|The start of school, the approach of Fall, that says one thing to me.|
I help review drawings before they go out for pricing, bidding or permitting. I like the fact that I get to contribute to nearly all of our work in this way. It does come with its challenges though. While I ordinarily look at parts of the projects in the early stages, I don’t always have a full understanding of all the projects until I see them in their almost 100% complete form. I have, depending on project size, only a day or up to a few days to really learn all I can about the project. It is a challenge, but I look at it as a dry run for the permitting process, where a plan reviewer only has a limited amount of time to understand the entire building prior to issuing a building permit. Things that may be taken for granted by the design team may not be clear to someone looking at it "with fresh eyes". Sometimes you can look at certain things for so long, you don't take notice of them any longer.
I invariably uncover some things that might be able to be shown a little clearer for the contractor or the plan reviewer. I am a firm believer that if you are intending to use an exception in the Code, write it down. Not only does it clear any questions up for the next set of eyes to look at the job, but it becomes a record for the design team to remind them of the conditions of the exception. Other times, I uncover a mystery that not even the design team picked up. Recently I was reviewing a large set of drawings, nearly 300 pages, soup to nuts. I had been through all of the architectural, food service, structural, mechanical and plumbing drawings already. After three days of nearly constant review, I had gotten to the electrical apartment unit plans, nearly the last things I would see. All of a sudden, I looked up and said, “Ooohhh, are all these apartment unit plans named after apples?”
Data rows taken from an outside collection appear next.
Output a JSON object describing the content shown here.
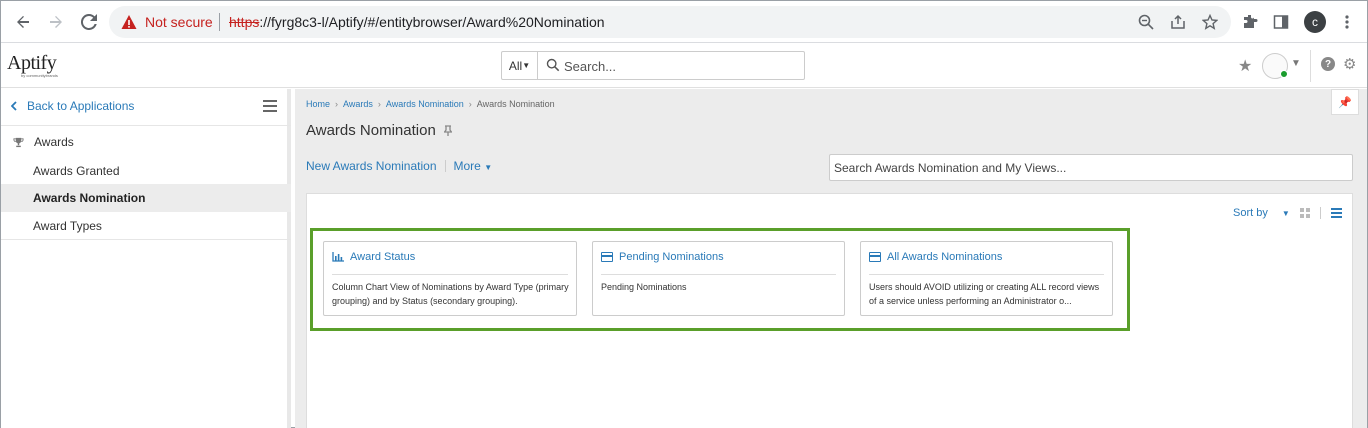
{
  "browser": {
    "not_secure": "Not secure",
    "url_scheme": "https",
    "url_rest": "://fyrg8c3-l/Aptify/#/entitybrowser/Award%20Nomination",
    "profile_initial": "c"
  },
  "header": {
    "logo": "Aptify",
    "logo_sub": "by communitybrands",
    "search_scope": "All",
    "search_placeholder": "Search..."
  },
  "sidebar": {
    "back_label": "Back to Applications",
    "group_label": "Awards",
    "items": [
      {
        "label": "Awards Granted",
        "active": false
      },
      {
        "label": "Awards Nomination",
        "active": true
      },
      {
        "label": "Award Types",
        "active": false
      }
    ]
  },
  "main": {
    "breadcrumb": [
      "Home",
      "Awards",
      "Awards Nomination",
      "Awards Nomination"
    ],
    "title": "Awards Nomination",
    "new_label": "New Awards Nomination",
    "more_label": "More",
    "search_placeholder": "Search Awards Nomination and My Views...",
    "sort_label": "Sort by",
    "cards": [
      {
        "title": "Award Status",
        "icon": "bar-chart-icon",
        "body": "Column Chart View of Nominations by Award Type (primary grouping) and by Status (secondary grouping)."
      },
      {
        "title": "Pending Nominations",
        "icon": "grid-view-icon",
        "body": "Pending Nominations"
      },
      {
        "title": "All Awards Nominations",
        "icon": "grid-view-icon",
        "body": "Users should AVOID utilizing or creating ALL record views of a service unless performing an Administrator o..."
      }
    ]
  },
  "colors": {
    "link": "#2a7ab8",
    "highlight": "#5a9f2a",
    "not_secure": "#c5221f"
  }
}
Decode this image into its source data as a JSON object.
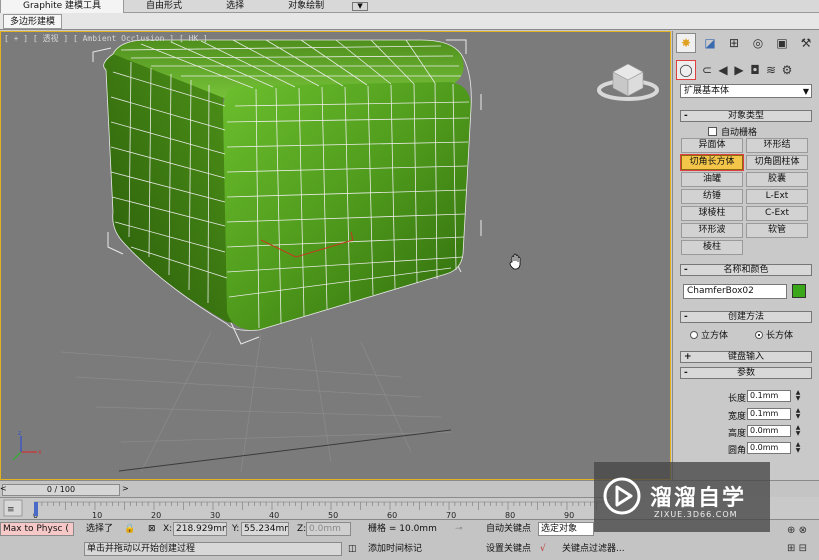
{
  "ribbon": {
    "tabs": [
      "Graphite 建模工具",
      "自由形式",
      "选择",
      "对象绘制"
    ],
    "sub_tab": "多边形建模"
  },
  "viewport": {
    "label": "[ + ] [ 透视 ] [ Ambient Occlusion ] [ HK ]"
  },
  "command_panel": {
    "category_dropdown": "扩展基本体",
    "rollouts": {
      "object_type": "对象类型",
      "name_color": "名称和颜色",
      "creation_method": "创建方法",
      "keyboard_entry": "键盘输入",
      "parameters": "参数"
    },
    "auto_grid": "自动栅格",
    "object_buttons": [
      "异面体",
      "环形结",
      "切角长方体",
      "切角圆柱体",
      "油罐",
      "胶囊",
      "纺锤",
      "L-Ext",
      "球棱柱",
      "C-Ext",
      "环形波",
      "软管",
      "棱柱"
    ],
    "active_object_button": "切角长方体",
    "object_name": "ChamferBox02",
    "object_color": "#3aa619",
    "creation_methods": [
      "立方体",
      "长方体"
    ],
    "selected_creation_method": "长方体",
    "params": [
      {
        "label": "长度:",
        "value": "0.1mm"
      },
      {
        "label": "宽度:",
        "value": "0.1mm"
      },
      {
        "label": "高度:",
        "value": "0.0mm"
      },
      {
        "label": "圆角:",
        "value": "0.0mm"
      }
    ]
  },
  "timeline": {
    "frame_display": "0 / 100",
    "ticks": [
      "0",
      "10",
      "20",
      "30",
      "40",
      "50",
      "60",
      "70",
      "80",
      "90"
    ]
  },
  "status_bar": {
    "script_listener": "Max to Physc (",
    "selection_status": "选择了",
    "x_label": "X:",
    "x_value": "218.929mm",
    "y_label": "Y:",
    "y_value": "55.234mm",
    "z_label": "Z:",
    "z_value": "0.0mm",
    "grid": "栅格 = 10.0mm",
    "auto_key": "自动关键点",
    "selected_object": "选定对象",
    "set_key": "设置关键点",
    "key_filters": "关键点过滤器...",
    "prompt": "单击并拖动以开始创建过程",
    "add_time_tag": "添加时间标记"
  },
  "watermark": {
    "brand": "溜溜自学",
    "url": "ZIXUE.3D66.COM"
  }
}
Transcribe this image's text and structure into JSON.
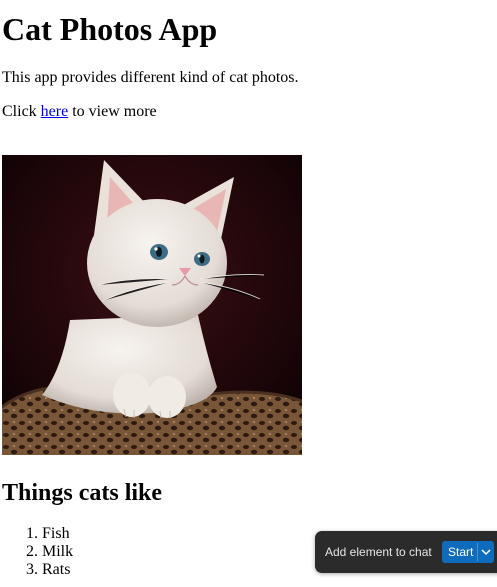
{
  "page": {
    "title": "Cat Photos App",
    "intro": "This app provides different kind of cat photos.",
    "more_prefix": "Click ",
    "more_link": "here",
    "more_suffix": " to view more"
  },
  "photo": {
    "icon": "kitten-photo"
  },
  "likes": {
    "heading": "Things cats like",
    "items": [
      {
        "num": "1.",
        "label": "Fish"
      },
      {
        "num": "2.",
        "label": "Milk"
      },
      {
        "num": "3.",
        "label": "Rats"
      }
    ]
  },
  "overlay": {
    "label": "Add element to chat",
    "start": "Start",
    "chevron_icon": "chevron-down-icon",
    "accent": "#0f6cbd"
  }
}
The design team working on this project happened to be sitting right where I was reviewing the drawings. They all looked up and cocked their heads, as if they were trying to do long division in their heads. After months of working on these apartments, it had never dawned on them. Granted, they are not all traditional names we may think of for apple varieties, but some are. At first the names made me think more about New York, although the project is located in Virginia, which I didn’t think was known for growing apples.
Empire, Rome, Cortland, Braeburn, Cameo... I think many of us have heard of these. Baldwin, Breeze, Liberty... these were varieties I was not previously aware of.
|I saw this one at a local farmer's stand. I want to live in the Rambo apartment!|
Sometimes it just takes a fresh pair of eyes.